Organic dyes and their nanosized polymeric forms are widely used in the design of electrochemical sensors based on the self-assembly of organic components [17]. A novel DNA sensor for the determination of doxorubicin has been developed by the consecutive electropolymerization of an equimolar mixture of organic dyes (azure B and proflavine) and the adsorption of the DNA from salmon sperm on the polymer film [18]. The developed electrochemical biosensor can detect the anticancer drug doxorubicin in the concentration range from 0.03 to 10 nM with the limit of detection of 0.01 nM. The DNA sensor was tested on doxorubicin preparations and on spiked samples of artificial blood serum.
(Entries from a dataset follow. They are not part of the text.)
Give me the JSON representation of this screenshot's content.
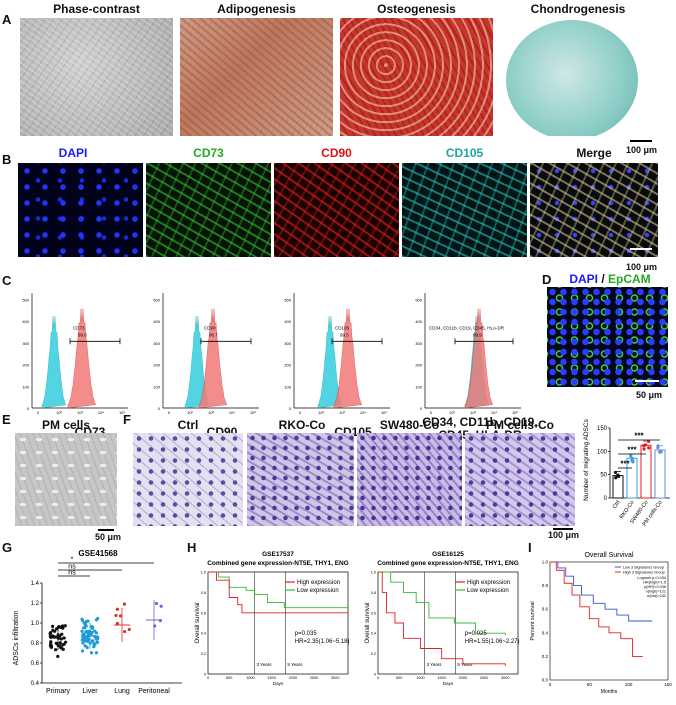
{
  "panel_letters": [
    "A",
    "B",
    "C",
    "D",
    "E",
    "F",
    "G",
    "H",
    "I"
  ],
  "panelA": {
    "titles": [
      "Phase-contrast",
      "Adipogenesis",
      "Osteogenesis",
      "Chondrogenesis"
    ],
    "scale": "100 μm"
  },
  "panelB": {
    "titles": [
      "DAPI",
      "CD73",
      "CD90",
      "CD105",
      "Merge"
    ],
    "title_colors": [
      "#1a1aff",
      "#22aa22",
      "#e01010",
      "#1aa7a7",
      "#111111"
    ],
    "scale": "100 μm"
  },
  "panelC": {
    "markers": [
      "CD73",
      "CD90",
      "CD105",
      "CD34, CD11b, CD19,\nCD45, HLA-DR"
    ],
    "gate_labels": [
      "CD73",
      "CD90",
      "CD105",
      "CD34, CD11b, CD19, CD45, HLA-DR"
    ],
    "gate_values": [
      "99.6",
      "96.7",
      "99.5",
      "99.9"
    ],
    "yticks": [
      "0",
      "100",
      "200",
      "300",
      "400",
      "500"
    ],
    "xticks": [
      "0",
      "10²",
      "10³",
      "10⁴",
      "10⁵"
    ]
  },
  "panelD": {
    "title_dapi": "DAPI",
    "sep": " / ",
    "title_epcam": "EpCAM",
    "scale": "50 μm"
  },
  "panelE": {
    "title": "PM cells",
    "scale": "50 μm"
  },
  "panelF": {
    "titles": [
      "Ctrl",
      "RKO-Co",
      "SW480-Co",
      "PM cells-Co"
    ],
    "scale": "100 μm",
    "chart_data": {
      "type": "bar",
      "categories": [
        "Ctrl",
        "RKO-Co",
        "SW480-Co",
        "PM cells-Co"
      ],
      "values": [
        48,
        85,
        113,
        103
      ],
      "ylabel": "Number of migrating ADSCs",
      "ylim": [
        0,
        150
      ],
      "yticks": [
        "0",
        "50",
        "100",
        "150"
      ],
      "significance": [
        "***",
        "***",
        "***"
      ],
      "colors": [
        "#111111",
        "#3aa0d8",
        "#e02020",
        "#6a8fd0"
      ]
    }
  },
  "panelG": {
    "title": "GSE41568",
    "chart_data": {
      "type": "scatter",
      "categories": [
        "Primary",
        "Liver",
        "Lung",
        "Peritoneal"
      ],
      "means": [
        0.85,
        0.87,
        0.98,
        1.03
      ],
      "ylabel": "ADSCs infiltration",
      "ylim": [
        0.4,
        1.4
      ],
      "yticks": [
        "0.4",
        "0.6",
        "0.8",
        "1.0",
        "1.2",
        "1.4"
      ],
      "significance": [
        "ns",
        "ns",
        "*"
      ],
      "colors": [
        "#111111",
        "#1e9bd7",
        "#e0302a",
        "#6a6ad0"
      ]
    }
  },
  "panelH": {
    "plots": [
      {
        "title": "GSE17537",
        "subtitle": "Combined gene expression-NT5E, THY1, ENG",
        "legend": [
          "High expression",
          "Low expression"
        ],
        "stats": [
          "p=0.035",
          "HR=2.35(1.06~5.18)"
        ],
        "year_labels": [
          "3 Years",
          "5 Years"
        ],
        "ylabel": "Overall survival",
        "xlabel": "Days",
        "xticks": [
          "0",
          "500",
          "1000",
          "1500",
          "2000",
          "2500",
          "3000"
        ],
        "yticks": [
          "0",
          "0.2",
          "0.4",
          "0.6",
          "0.8",
          "1.0"
        ]
      },
      {
        "title": "GSE16125",
        "subtitle": "Combined gene expression-NT5E, THY1, ENG",
        "legend": [
          "High expression",
          "Low expression"
        ],
        "stats": [
          "p=0.025",
          "HR=1.55(1.06~2.27)"
        ],
        "year_labels": [
          "3 Years",
          "5 Years"
        ],
        "ylabel": "Overall survival",
        "xlabel": "Days",
        "xticks": [
          "0",
          "500",
          "1000",
          "1500",
          "2000",
          "2500",
          "3000"
        ],
        "yticks": [
          "0",
          "0.2",
          "0.4",
          "0.6",
          "0.8",
          "1.0"
        ]
      }
    ]
  },
  "panelI": {
    "title": "Overall Survival",
    "legend": [
      "Low 3 Signatures Group",
      "High 3 Signatures Group"
    ],
    "stats": [
      "Logrank p=0.034",
      "HR(high)=1.5",
      "p(HR)=0.036",
      "n(high)=121",
      "n(low)=242"
    ],
    "ylabel": "Percent survival",
    "xlabel": "Months",
    "xticks": [
      "0",
      "50",
      "100",
      "150"
    ],
    "yticks": [
      "0.0",
      "0.2",
      "0.4",
      "0.6",
      "0.8",
      "1.0"
    ]
  },
  "colors": {
    "high": "#e02020",
    "low": "#33bb33",
    "blue": "#3355dd",
    "cyan": "#40d0e0",
    "salmon": "#f07a78"
  }
}
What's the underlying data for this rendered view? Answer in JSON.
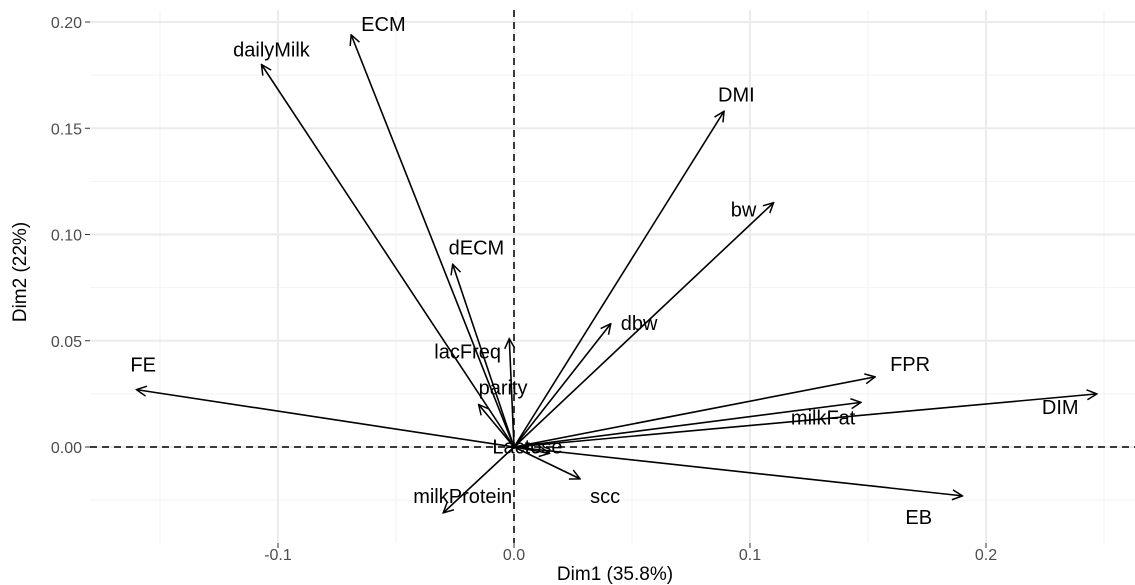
{
  "chart_data": {
    "type": "scatter",
    "xlabel": "Dim1 (35.8%)",
    "ylabel": "Dim2 (22%)",
    "xlim": [
      -0.18,
      0.26
    ],
    "ylim": [
      -0.038,
      0.205
    ],
    "x_ticks": [
      -0.1,
      0.0,
      0.1,
      0.2
    ],
    "x_tick_labels": [
      "-0.1",
      "0.0",
      "0.1",
      "0.2"
    ],
    "y_ticks": [
      0.0,
      0.05,
      0.1,
      0.15,
      0.2
    ],
    "y_tick_labels": [
      "0.00",
      "0.05",
      "0.10",
      "0.15",
      "0.20"
    ],
    "grid": true,
    "reference_lines": {
      "x": 0,
      "y": 0,
      "style": "dashed"
    },
    "vectors": [
      {
        "name": "ECM",
        "x": -0.069,
        "y": 0.194
      },
      {
        "name": "dailyMilk",
        "x": -0.107,
        "y": 0.18
      },
      {
        "name": "DMI",
        "x": 0.089,
        "y": 0.158
      },
      {
        "name": "bw",
        "x": 0.11,
        "y": 0.115
      },
      {
        "name": "dECM",
        "x": -0.026,
        "y": 0.086
      },
      {
        "name": "dbw",
        "x": 0.041,
        "y": 0.058
      },
      {
        "name": "lacFreq",
        "x": -0.002,
        "y": 0.051
      },
      {
        "name": "parity",
        "x": -0.015,
        "y": 0.02
      },
      {
        "name": "FE",
        "x": -0.16,
        "y": 0.027
      },
      {
        "name": "FPR",
        "x": 0.153,
        "y": 0.033
      },
      {
        "name": "milkFat",
        "x": 0.147,
        "y": 0.021
      },
      {
        "name": "DIM",
        "x": 0.247,
        "y": 0.025
      },
      {
        "name": "Lactose",
        "x": 0.015,
        "y": -0.003
      },
      {
        "name": "scc",
        "x": 0.028,
        "y": -0.015
      },
      {
        "name": "milkProtein",
        "x": -0.03,
        "y": -0.031
      },
      {
        "name": "EB",
        "x": 0.19,
        "y": -0.023
      }
    ]
  }
}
It can be used for the determination of drug residues in blood and for pharmacokinetic studies.

A cerium oxide (CeO₂) nanostructures possess unique catalytic and redox properties, comprehensively described in the review [19]. Ceria’s nanomorphology is an important factor affecting its reactivity. Therefore, the development of new methods for obtaining these nanomaterials with different shapes based on various biotemplates is actual. The authors analyzed the relationship between the nanomorphology of nanocerium and its reactivity. They described biotemplates used in recent years for the synthesis of cerium nanostructures and their (bio)applications in many areas such as catalysis for energy consumption, environmental preservation, and remediation.

Due to the active development of new synthetic methods for nanomaterials, the influence of impurities formed in the synthesis are challenges to the quality of the obtained nanostructures. The search for the methods of their purification is an inalienable part of the nanoparticles’ design. Prof. Prior and co-workers, in their review article [20], summarized the latest advances in silver nanoparticle purification techniques. The authors identified several commonly used approaches, such as magnetic and hydrodynamic force-based methods, chromatography, density gradient centrifugation, electrophoresis, selective precipitation, membrane filtration, and liquid extraction. Due to the possible toxicity of organic and/or inorganic impurities, this review is relevant for many researchers planning their work in the nanotechnology field, especially in case of biological applications of the obtained nanomaterials.

Two-dimensional nanomaterials are another interesting type of nanomaterials. There are two key approaches of obtaining 2D nanomaterials, namely, top-down and bottom-up technologies [21]. Each of them has its own advantages and disadvantages [22]. The production of nanolayers using top-down approaches, such as the layering of bulk layered oxides, is one of the most promising directions in the field of 2D nanomaterials. Using the top-down approach, Silyukov and co-workers [23] showed the formation of stable suspensions of perovskite nanolayers and their coatings. They were obtained by exfoliation of the protonated bismuth titanate and its N-alkylamine derivatives in an aqueous solution of tetrabutylammonium hydroxide. The resulting nanolayers and coatings can be used as functional materials for catalysis and electronics.

Self-assembling in solid state 2D nanosheets based on thiacalix[4]arene derivatives functionalized by geranyl fragments at the lower rim in cone and 1,3-alternate conformations were obtained by the bottom-up approach [24]. The choice of terpenoid macrocyclic derivatives was explained by their ability to polymorphism and crystalline modifications, as well as non-toxicity. The obtained 2D nanomaterials can be used for the creation of high-energy materials and polymorphic structures for pharmaceuticals.

Overall, this Special Issue includes 13 excellent papers of the contributors from 10 countries in the design and application of nanomaterials, including micro- and nanoparticles, and covers various fields of nanotechnology, chemistry, biology, and material science. As guest editors of the Special Issue “Design of Micro- and Nanoparticles: Self-Assembly and Application”, we thank all authors and reviewers for their valuable contributions. We hope that the publications presented in this Special Issue will attract even greater interest from scientists around the world.